Nel 1987 pubblica Gli invisibili, il romanzo che colleziona – attraverso la vicenda di Sergio – le voci dei compagni del centro sociale di Tradate. Racconta l’atmosfera degli anni settanta, euforica prima e depressa poi, con le stesse parole, speranze e repressioni di una generazione cancellata che finisce a vomitare in cella. Come in Autoritratto (1969) di Carla Lonzi – ma realizzato in maniera estensiva nei rapporti di un’intera vita – posso affermare che l’autoritratto di B è quello di tutte le voci, le immagini, le vite, di coloro che hanno lavorato con lui.
In anticipo su tutti i tempi, nel 1961 realizza Tristano il primo poema sperimentale con il calcolatore elettronico IBM facendo combinare al computer – allora grosso come una stanza – una serie di versi. “Fu uno scandalo. In che modo una cosa sublime come la poesia poteva essere creata dalla macchina, che in verità non crea niente ma esegue solo passivamente delle istruzioni?” aveva dichiarato B.

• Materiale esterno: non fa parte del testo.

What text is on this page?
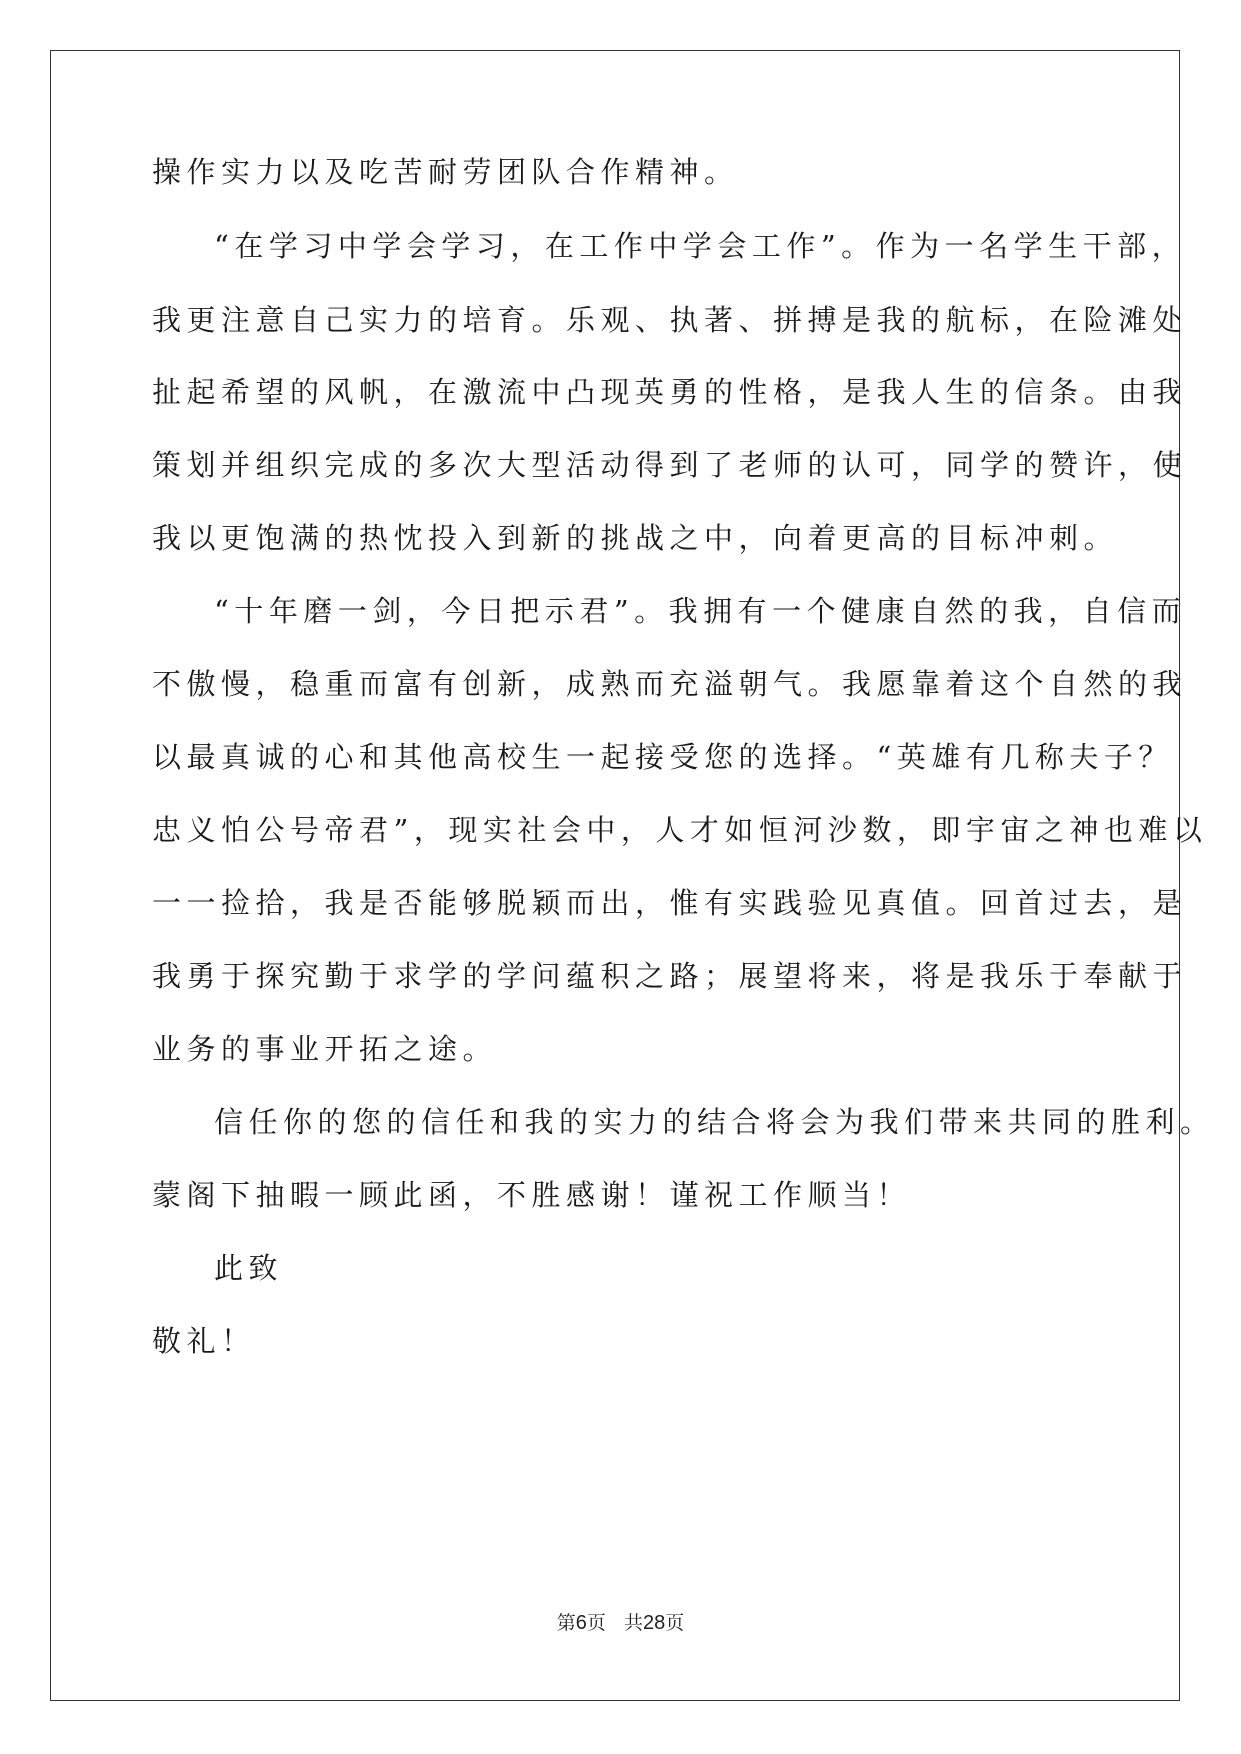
操作实力以及吃苦耐劳团队合作精神。
“在学习中学会学习，在工作中学会工作”。作为一名学生干部，
我更注意自己实力的培育。乐观、执著、拼搏是我的航标，在险滩处
扯起希望的风帆，在激流中凸现英勇的性格，是我人生的信条。由我
策划并组织完成的多次大型活动得到了老师的认可，同学的赞许，使
我以更饱满的热忱投入到新的挑战之中，向着更高的目标冲刺。
“十年磨一剑，今日把示君”。我拥有一个健康自然的我，自信而
不傲慢，稳重而富有创新，成熟而充溢朝气。我愿靠着这个自然的我
以最真诚的心和其他高校生一起接受您的选择。“英雄有几称夫子？
忠义怕公号帝君”，现实社会中，人才如恒河沙数，即宇宙之神也难以
一一捡拾，我是否能够脱颖而出，惟有实践验见真值。回首过去，是
我勇于探究勤于求学的学问蕴积之路；展望将来，将是我乐于奉献于
业务的事业开拓之途。
信任你的您的信任和我的实力的结合将会为我们带来共同的胜利。
蒙阁下抽暇一顾此函，不胜感谢！谨祝工作顺当！
此致
敬礼！
第6页 共28页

Nel 2005, con le nuove tecnologie, pubblica finalmente 250 copie del Tristano, tutte diverse le une dalle altre, per DeriveApprodi. I frammenti di testo tratti da manuali, romanzi e feuilleton, sono ricombinati al computer in modo da creare libri unici ad personam.
Nel periodo della latitanza parigina – per supposti reati politici dai quali viene assolto con formula piena – realizza opere con i sacchetti della spesa, vivaci e menzogneri. Li mette a coppie specularmente sotto vetro. Li spiegazza deformando le immagini del capitalismo spicciolo. I soggetti dei collage sono molteplici, (articoli, pubblicità, fotoreportage, gossip), e subiscono tutti lo stesso destino: appropriazione, smembramento, divisione, ricomposizione. B non utilizza mai immagini di prima mano. Con un deliberato progetto di pigrizia preleva il già dato. Dal movimento, alla polizia, al terrorismo, all’arte antica, B analizza la contemporaneità shiftando tempo e spazio. Anni fa, riproduce il Dante Alighieri di Delacroix cambiando la dimensione dell’opera. “L’avanguardia” è la parola che taglia in due l’immagine. “Il sommo poeta – mi disse illustrandomi il quadro – è il primo membro del Gruppo 63 in quanto ha sovvertito il linguaggio attraverso lo stilnovismo”.
Le voci collettive che raduna con le riviste Quindici, Alfabeta e Alfabeta2 e i gruppi come i “Novissimi”, il “Gruppo 63” e il “Gruppo 93”, sono esperienze comunitarie alle quali B fa da miccia e da collante. Attento all’evoluzione di tutti i linguaggi, ricostituisce nel tempo nuove aggregazioni umane con le generazioni successive alla propria. Ai giovani lascia le Istruzioni preliminari e nuovi spazi poetici d’azione. I titoli e gli incitamenti balestriniani spingono le intelligenze a non rassegnarsi armandosi di cultura, bellezza e leggerezza.
2012 Kassel. Germania. Al bar del dopolavoro ferroviario, una televisione trasmette immagini oleose di catastrofi alle quali si alternano scene tratte dalla telenovela “Dallas”, dai Tg e da documentari. C’è una voce sinistra che pronuncia parole spezzate e incomprensibili.
Carolyn Christov-Bakargiev, direttrice di dOCUMENTA13, ha invitato B a esporre Tristanoil, il film più lungo del mondo, un film che nessuno potrà mai vedere per intero: una proiezione senza fine che ricombina, attraverso il computer, scene da molteplici girati.
Un’irrespirabile Babele permeata da petrolio continua a dilatarsi come sangue infetto nel mondo globale.